> Eventually we'll do some instruction combining using this information (best pl...

Taniwha · on March 21, 2022

I think that we need lots of trace before we decide which ops make sense to combine

blacklion · on March 21, 2022

As far as I understand, RISC-V proponents want to have "recommended" command sequences for compilers, to avoid situation when different RISC-V CPUs will need different compilations. If different RISC-V implementations have different "fuseable" command sequences, we will be in dreadful situation when you will need exact "-mcpu" for decent performance and binary packages will be very unoptimal.

And such "conventions" are bad idea, like comments in code, IMHO. It can not be checked by tools, etc.

tsmi · on March 21, 2022

> you will need exact "-mcpu" for decent performance

For some definitions of decent, I think that ship has sailed.

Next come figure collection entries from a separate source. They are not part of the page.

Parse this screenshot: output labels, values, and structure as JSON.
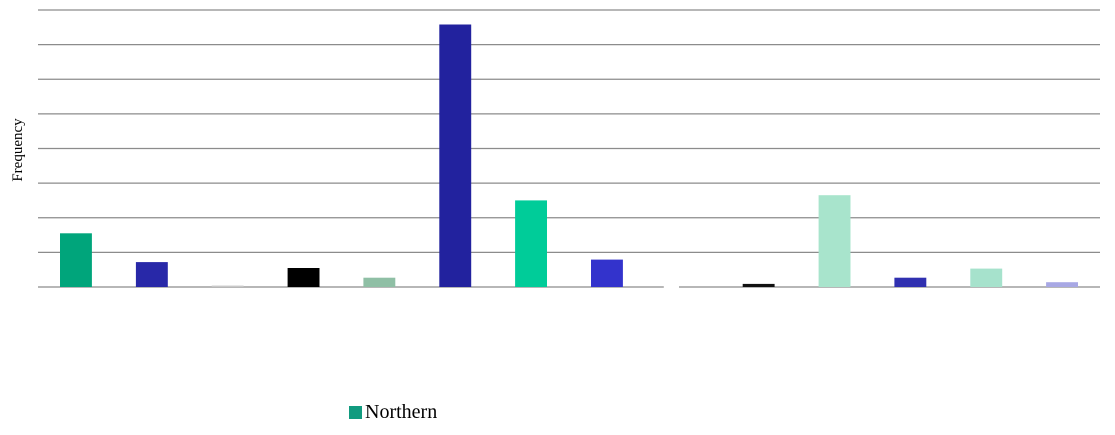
{
  "chart_data": {
    "type": "bar",
    "ylabel": "Frequency",
    "ylim": [
      0,
      8
    ],
    "gridlines": [
      0,
      1,
      2,
      3,
      4,
      5,
      6,
      7,
      8
    ],
    "grid": true,
    "legend_position": "bottom",
    "series": [
      {
        "name": "Northern",
        "color": "#119b7f",
        "values": [
          1.55,
          0.72,
          0.04,
          0.55,
          0.27,
          7.58,
          2.5,
          0.79,
          0.0,
          0.09,
          2.65,
          0.27,
          0.53,
          0.14
        ],
        "colors": [
          "#00a57b",
          "#2828a8",
          "#c8c8c8",
          "#000000",
          "#8fbfa5",
          "#22229e",
          "#00cc99",
          "#3333cc",
          "#ffffff",
          "#111111",
          "#a8e4cc",
          "#3030b0",
          "#a6e2cc",
          "#a8a8e4"
        ]
      }
    ]
  }
}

https://clang.llvm.org/docs/CrossCompilation.html

-target <triple> The triple has the general format <arch><sub>-<vendor>-<sys>-<abi>, where: arch = x86_64, i386, arm, thumb, mips, etc. sub = for ex. on ARM: v5, v6m, v7a, v7m, etc. vendor = pc, apple, nvidia, ibm, etc. sys = none, linux, win32, darwin, cuda, etc. abi = eabi, gnu, android, macho, elf, etc.

Note, none of those are exhaustive...

blacklion · on March 22, 2022

"arch", "sys" and "eabi" are irrelevant to the core performance. You can not run "arm" on "i386" at all, and "eabi" and "sys" don't affect command scheduling, u-ops fusing and other hardware "magic".

So, only "sub" is somewhat relevant and it is exactly what RISC-V should avoid, IMHO, and it doesn't with its reliance on things like u-op fusion (and not ISA itself) to achieve high-performance.

For example, performance on modern x86_64 doesn't gain a lot if code is compiled for "-march=skylake" instead of "-march=generic" (I remember times, when re-compiling for "i686" instead of "i386" had provided +10% of performance!).

If RISC-V performance is based on u-op fusing (and it is what RISC-V proponents says every time when RISC-V ISA is criticized for performance bottlenecks, like absence of conditional move or integer overflow detection) we will have situation, when "sub" becomes very important again.

It is Ok for embedded use of CPU, as embedded CPU and firmware are tightly-coupled anyway, but it is very bad for generic usage CPU. Which "sub" should be used by Debian build cluster? And why?

Edit: for grammar & typos

ncmncm · on March 21, 2022

It is always frustrating when you have put in the work to optimize code, and turn out to have pessimized it for the next chip over.

The extremum for this is getting a 10x performance boost by using, e.g., POPCNT, and suffering instead a 10-100x pessimization because POPCNT is trapped and emulated.

indolering · on March 22, 2022

Isn't the point of the RISC-V extension mechanism is to eliminate instruction emulation?

ncmncm · on March 22, 2022

I'm not sure "the point" is a well-defined term in this context.

Are you guessing that the extension is optional specifically so that nobody will need to emulate things they can't afford to implement in hardware?

But trapping and emulating is explicitly allowed. Maybe it should be possible to ask at runtime whether an extension is emulated. Maybe it is? But I have not seen any way to tell. I guess a program could run it a thousand times and see how long it takes... It would be a serious nuisance to need to do that for each optimization, and then provide alternate implementations of algorithms that don't depend on the missing features.

This is why leaving popcount out of the core instruction set is such a nuisance. It is cheap in hardware, and very slow to emulate.

On organically-evolved ISAs, there are about N variants that correspond to releases. You can decide what is the oldest variant M you want to support, and use anything that is implemented in targets >=M; and the number of <M machines declines more or less exponentially with time.

With RISC-V, there are instead N=2^V variants, at all times, increasing exponentially with time. You too frequently don't know if your program might need to run on one that lacks feature X. So you (1) arbitrarily fail on an unknown fraction of targets, (2) fail on some and run badly on some others, with instructions you relied on for optimization instead emulated very slowly, (3) run non-optimally on all targets, or (4) have variant versions of (parts of) your program configured to substitute at runtime, for each of K features that might be missing. None of these choices is tenable.

The notion of "profiles" appears meant to reduce the load of this problem, but that makes it even more complicated.